Кудлашка вдруг насторожилась. Очевидно, беспомощно дрыгающиеся ноги почтенного немца привлекли собачье внимание. Кудлашке показалось, что с нею заигрывают, и она приготовилась к возне, взвизгнула и подскочила.
— Гоп-ля-ля!
Любой наездник позавидовал бы такому смелому прыжку.
— Ай-ай-ай-ай! — неожиданно закричал немец.
Зубы Кудлашки вцепились в его каблук. Карл Карлович кричал, Кудлашка лаяла, Миколка хохотал. А все двадцать мальчиков шумели, кричали, свистали, пищали на двадцать разных голосов.
Лицо Карла Карловича из белого стало багрово-красным. Жилы напряглись на его лбу и надулись, как веревки. Он кричал что-то по-немецки, чего нельзя было разобрать.
И вдруг все покрыл один громкий возглас:
— Довольно! Молчать! Перестать сию минуту! Что за травля! Рыцари! Сейчас же на ноги, вам говорят! Поняли!
И Алек Хорвадзе вскочил со своего места, подбежал к немцу и помог ему подняться на ноги. И все двадцать мальчиков тоже вскочили, как по команде. Алек Хорвадзе был самый сильный из них, и мальчуганы отлично знали, что тягаться с ним не особенно-то легко.
Лишь только Карл Карлович поднялся на ноги и, отдышавшись, привел в порядок свой костюм, он сердитыми глазами оглядел всех мальчиков и пропищал тоненьким голоском:
— Витик Зон! Komm hier!
Из толпы выскочил белокурый, хорошенький мальчик.
Карл Карлович стал что-то оживленно говорить Витику по-немецки. Витик был единственный изо всех мальчиков, который отлично знал немецкий язык, потому что был сам немец по происхождению. Витик отвечал Карлу Карловичу, по-немецки же, очень серьезно и очень тихо, так тихо, что остальные мальчишки не могли ничего расслышать. Потом Карл Карлович еще раз сердито оглядел их всех, покрутил головою, пошевелил своими белокурыми усами и быстро исчез за дверью.
— Жаловаться пошел Макаке! — произнес Витик, — скажет, как на него напала собака и хотела его укусить, и что мальчики уронили его на пол и стукнули ему колено и ляжку.
— Вот так история! Ну, будет нам на орехи, — произнес Миля Своин, бледный, худенький мальчик.

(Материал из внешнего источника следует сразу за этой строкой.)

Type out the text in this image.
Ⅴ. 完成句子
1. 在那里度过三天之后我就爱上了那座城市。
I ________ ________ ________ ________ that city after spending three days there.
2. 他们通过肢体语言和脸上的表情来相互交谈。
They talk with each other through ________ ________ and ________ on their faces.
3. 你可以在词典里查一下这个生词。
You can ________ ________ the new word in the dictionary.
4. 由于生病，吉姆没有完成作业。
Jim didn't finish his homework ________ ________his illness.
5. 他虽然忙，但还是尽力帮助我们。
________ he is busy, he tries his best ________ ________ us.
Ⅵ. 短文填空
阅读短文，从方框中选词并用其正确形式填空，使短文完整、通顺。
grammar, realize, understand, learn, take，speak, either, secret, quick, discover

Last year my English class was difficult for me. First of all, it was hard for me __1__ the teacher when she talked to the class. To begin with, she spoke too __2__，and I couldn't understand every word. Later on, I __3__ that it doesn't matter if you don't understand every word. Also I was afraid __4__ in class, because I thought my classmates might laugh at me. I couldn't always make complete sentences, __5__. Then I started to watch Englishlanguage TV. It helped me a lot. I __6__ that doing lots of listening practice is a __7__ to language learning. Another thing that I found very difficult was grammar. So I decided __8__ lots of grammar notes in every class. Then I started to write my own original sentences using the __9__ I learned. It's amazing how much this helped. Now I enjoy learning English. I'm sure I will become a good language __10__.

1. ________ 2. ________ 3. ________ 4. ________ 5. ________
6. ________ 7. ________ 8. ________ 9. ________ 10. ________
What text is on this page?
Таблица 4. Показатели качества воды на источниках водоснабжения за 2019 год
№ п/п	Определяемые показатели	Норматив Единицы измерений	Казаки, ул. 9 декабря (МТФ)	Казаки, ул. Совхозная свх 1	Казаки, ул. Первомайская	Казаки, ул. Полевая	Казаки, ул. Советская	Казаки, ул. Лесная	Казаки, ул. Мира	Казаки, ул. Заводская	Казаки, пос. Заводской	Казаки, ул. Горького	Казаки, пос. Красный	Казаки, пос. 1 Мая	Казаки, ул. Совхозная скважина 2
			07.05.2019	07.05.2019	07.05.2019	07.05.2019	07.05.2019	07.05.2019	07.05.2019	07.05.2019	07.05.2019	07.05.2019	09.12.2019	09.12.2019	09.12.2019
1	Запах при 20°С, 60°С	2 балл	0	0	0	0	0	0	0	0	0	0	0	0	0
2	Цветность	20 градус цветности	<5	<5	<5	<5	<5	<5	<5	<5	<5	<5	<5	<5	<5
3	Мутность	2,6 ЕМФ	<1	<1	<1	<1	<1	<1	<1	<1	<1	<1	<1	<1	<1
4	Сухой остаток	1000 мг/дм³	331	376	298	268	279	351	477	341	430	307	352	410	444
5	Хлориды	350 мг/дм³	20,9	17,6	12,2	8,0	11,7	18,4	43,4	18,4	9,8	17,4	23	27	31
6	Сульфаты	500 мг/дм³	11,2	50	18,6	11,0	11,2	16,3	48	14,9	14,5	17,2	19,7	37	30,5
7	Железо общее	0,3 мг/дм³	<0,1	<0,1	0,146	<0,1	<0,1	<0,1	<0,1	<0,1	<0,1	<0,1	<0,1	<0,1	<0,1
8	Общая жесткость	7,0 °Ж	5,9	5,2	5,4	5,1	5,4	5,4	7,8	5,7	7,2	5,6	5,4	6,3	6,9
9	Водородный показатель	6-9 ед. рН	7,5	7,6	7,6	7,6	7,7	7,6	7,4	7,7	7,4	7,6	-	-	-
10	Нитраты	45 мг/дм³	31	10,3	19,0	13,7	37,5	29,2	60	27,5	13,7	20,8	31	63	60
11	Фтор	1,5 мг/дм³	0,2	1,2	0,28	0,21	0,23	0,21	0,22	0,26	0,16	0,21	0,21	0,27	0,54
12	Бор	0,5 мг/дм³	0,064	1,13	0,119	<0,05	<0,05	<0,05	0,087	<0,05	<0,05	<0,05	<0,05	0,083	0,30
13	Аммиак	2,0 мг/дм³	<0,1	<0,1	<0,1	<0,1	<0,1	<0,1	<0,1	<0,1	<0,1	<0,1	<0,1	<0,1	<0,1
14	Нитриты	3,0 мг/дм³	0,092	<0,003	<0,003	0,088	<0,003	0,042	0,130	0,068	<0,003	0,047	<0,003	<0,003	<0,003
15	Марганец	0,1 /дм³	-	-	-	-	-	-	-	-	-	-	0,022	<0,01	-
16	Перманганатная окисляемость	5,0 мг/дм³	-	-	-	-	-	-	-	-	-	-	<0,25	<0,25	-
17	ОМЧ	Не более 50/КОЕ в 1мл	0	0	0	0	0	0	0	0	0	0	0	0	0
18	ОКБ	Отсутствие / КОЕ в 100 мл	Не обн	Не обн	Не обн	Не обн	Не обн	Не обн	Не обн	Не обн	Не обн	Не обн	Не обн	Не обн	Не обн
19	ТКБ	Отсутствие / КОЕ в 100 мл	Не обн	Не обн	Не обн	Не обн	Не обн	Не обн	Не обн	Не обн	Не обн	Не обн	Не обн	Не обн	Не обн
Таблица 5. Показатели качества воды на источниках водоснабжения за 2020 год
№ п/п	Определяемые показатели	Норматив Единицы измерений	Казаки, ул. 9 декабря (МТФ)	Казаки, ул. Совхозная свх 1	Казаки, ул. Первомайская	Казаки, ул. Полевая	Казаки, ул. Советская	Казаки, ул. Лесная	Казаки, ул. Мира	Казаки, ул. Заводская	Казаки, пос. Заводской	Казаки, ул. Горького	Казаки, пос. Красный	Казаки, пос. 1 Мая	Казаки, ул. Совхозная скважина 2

— Да уж здорово влетит от Макаки! — подхватили хором остальные.
— Влетит, конечно, если только Макака поймет нашего Кар-Кара, — лукаво усмехнулся Витик. — Ведь Макака ни в зуб толкнуть по-немецки, а Кар-Кар не знает совсем по-русски, да к тому же я приложил все старания к этому и научил его сказать так: "На меня упал бак и ушиб мне ляжку и каблук". Ну-ка, разбери, что это такое! — со смехом заключил Витик и победоносным взглядом окинул своих друзей.
— Браво! Браво! Витик молодчина! — закричали мальчики, охваченные внезапным восторгом.
И, прежде чем Витик мог опомниться, сорок рук подхватили его на воздух и начали качать.
* * *
— Тебя как зовут?
— Какая кличка у твоей собаки?
— Ты деревенский?
— Издалека ты пришел?
— Как ты попал в реку?
— А что, страшно тонуть?
— А собака у тебя давно?
— Ты чувствовал, что умираешь, когда тонул?
— Почему ты такой рваный?
— Ты бедный?
— Ты знаешь, куда попал?
— А драться на кулаках умеешь?
— Прыгать через стулья ты можешь?
— А родители у тебя есть?
Двадцать мальчиков — и двадцать вопросов! Попробуйте-ка отвечать на них сразу! Задача нелегкая!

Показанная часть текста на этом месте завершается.